Rain, cool temps aid Rum Creek efforts

·3 min read

Sep. 12—Citing a combination of sturdy containment lines and a shift in weather that included light rain Sunday night and Monday morning, fire officials say they've "turned a corner" and are growing confident the Rum Creek Fire burning near Merlin won't grow any further.

Containment around the lightning-caused wildfire reported Aug. 17 near Galice reached the 75% mark, according to a Monday morning Inciweb update. The fire's footprint held at 21,347 acres.

Fire danger remained heightened Monday because larger fuels such as logs are still dry, according to an update from Northern Rockies Incident Management Team 6, which took over the fire Friday.

"Finer fuels" such as grasses and shrubs, however, are "not as critically dry" thanks to the rain that fell as part of a weather system that's a remnant of Tropical Storm Kay.

Fire officials said the light rain was helpful because it can soak into the ground and be better absorbed by vegetation than heavy rain.

Evacuation orders and warnings were unchanged as of Monday. According to the Josephine County Emergency Management evacuation map, three addresses north of Galice were on Level 3 "Go" evacuation orders displacing seven people and threatening one structure. Another 17 addresses south of Galice containing 17 structures and 43 people were on Level 2 "Be Set" evacuation orders requiring them to be ready to leave at a moment's notice.

Some 889 personnel were working the fire Monday, according to the Inciweb update. Crews will focus on securing lines and continuing their mop-up and suppression efforts.

Firefighters Monday were on the lookout for wisps of steam in the fire zone that indicate residual hot spots inside the lines and along the perimeter, which for much of the fire is now between 200 and 300 feet into the fire line, according to fire officials.

The forecast calls for skies to clear this week, but temperatures are expected to be cooler and more humid for the next several days.

Some equipment, such as fire hoses, pumps and fittings, which were kept along the fire's perimeter during the red flag conditions in recent days, will be reallocated to roads and access points or transported back to the incident command post.

Progress on the Rum Creek Fire helped improve local air quality. Oregon Department of Environmental Quality removed Jackson, Josephine, Douglas and Curry counties from its latest air quality advisory.

Medford's forecast calls for moderate air quality into Tuesday.

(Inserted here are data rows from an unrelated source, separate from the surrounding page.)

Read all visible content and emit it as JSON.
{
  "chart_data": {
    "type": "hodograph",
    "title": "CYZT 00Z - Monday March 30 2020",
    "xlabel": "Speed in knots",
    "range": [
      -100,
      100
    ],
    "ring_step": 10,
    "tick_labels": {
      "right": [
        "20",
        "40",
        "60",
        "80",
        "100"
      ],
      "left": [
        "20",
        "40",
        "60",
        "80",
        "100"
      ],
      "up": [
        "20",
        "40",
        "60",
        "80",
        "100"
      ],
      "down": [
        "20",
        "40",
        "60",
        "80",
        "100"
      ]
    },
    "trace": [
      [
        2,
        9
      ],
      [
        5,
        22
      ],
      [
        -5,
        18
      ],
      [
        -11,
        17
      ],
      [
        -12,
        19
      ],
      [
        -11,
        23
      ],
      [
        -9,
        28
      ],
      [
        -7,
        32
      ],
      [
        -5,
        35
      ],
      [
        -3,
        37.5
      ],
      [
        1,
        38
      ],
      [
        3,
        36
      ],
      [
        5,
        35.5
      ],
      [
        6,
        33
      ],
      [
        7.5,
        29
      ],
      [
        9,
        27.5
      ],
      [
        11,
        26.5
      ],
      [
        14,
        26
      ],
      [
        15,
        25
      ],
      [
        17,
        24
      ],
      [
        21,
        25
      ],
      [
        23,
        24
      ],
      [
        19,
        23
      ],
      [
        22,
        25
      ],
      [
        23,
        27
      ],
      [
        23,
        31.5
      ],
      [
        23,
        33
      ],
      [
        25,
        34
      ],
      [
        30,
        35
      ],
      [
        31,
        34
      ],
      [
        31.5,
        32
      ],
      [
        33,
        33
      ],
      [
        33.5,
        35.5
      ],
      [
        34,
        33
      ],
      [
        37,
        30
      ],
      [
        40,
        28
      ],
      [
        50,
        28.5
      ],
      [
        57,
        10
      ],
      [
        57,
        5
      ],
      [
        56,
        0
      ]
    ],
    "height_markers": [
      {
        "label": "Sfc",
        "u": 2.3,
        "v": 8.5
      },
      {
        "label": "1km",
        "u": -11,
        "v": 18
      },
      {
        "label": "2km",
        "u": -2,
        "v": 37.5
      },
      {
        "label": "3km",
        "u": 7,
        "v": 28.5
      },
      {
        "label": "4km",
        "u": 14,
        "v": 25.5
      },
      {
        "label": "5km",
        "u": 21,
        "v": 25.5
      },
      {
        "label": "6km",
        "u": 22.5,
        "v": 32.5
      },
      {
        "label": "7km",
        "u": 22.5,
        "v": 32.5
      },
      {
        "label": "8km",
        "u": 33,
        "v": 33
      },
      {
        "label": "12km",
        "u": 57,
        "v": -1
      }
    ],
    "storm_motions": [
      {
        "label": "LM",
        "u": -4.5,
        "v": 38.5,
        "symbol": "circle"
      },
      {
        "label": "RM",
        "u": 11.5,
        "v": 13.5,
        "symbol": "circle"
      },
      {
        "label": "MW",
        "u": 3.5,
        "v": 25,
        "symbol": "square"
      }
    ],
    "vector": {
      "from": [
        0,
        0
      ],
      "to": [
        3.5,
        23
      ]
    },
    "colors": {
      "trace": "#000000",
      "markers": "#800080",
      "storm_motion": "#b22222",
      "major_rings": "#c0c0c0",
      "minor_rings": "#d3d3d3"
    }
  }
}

The last time the Medford air quality monitor registered a reading higher than moderate was one hour at unhealthy for sensitive groups at 4 p.m. Sept. 7.

Other parts of the state — Klamath, Baker, Crook, Deschutes, Grant, Lake, Lane, Malheur, Umatilla, Union, Wallowa and Wheeler counties — have air quality advisories expected to last until at least the middle of this week because of smoke from the Cedar Creek Fire near Oakridge and the Double Mountain Fire near Joseph, according to Oregon DEQ.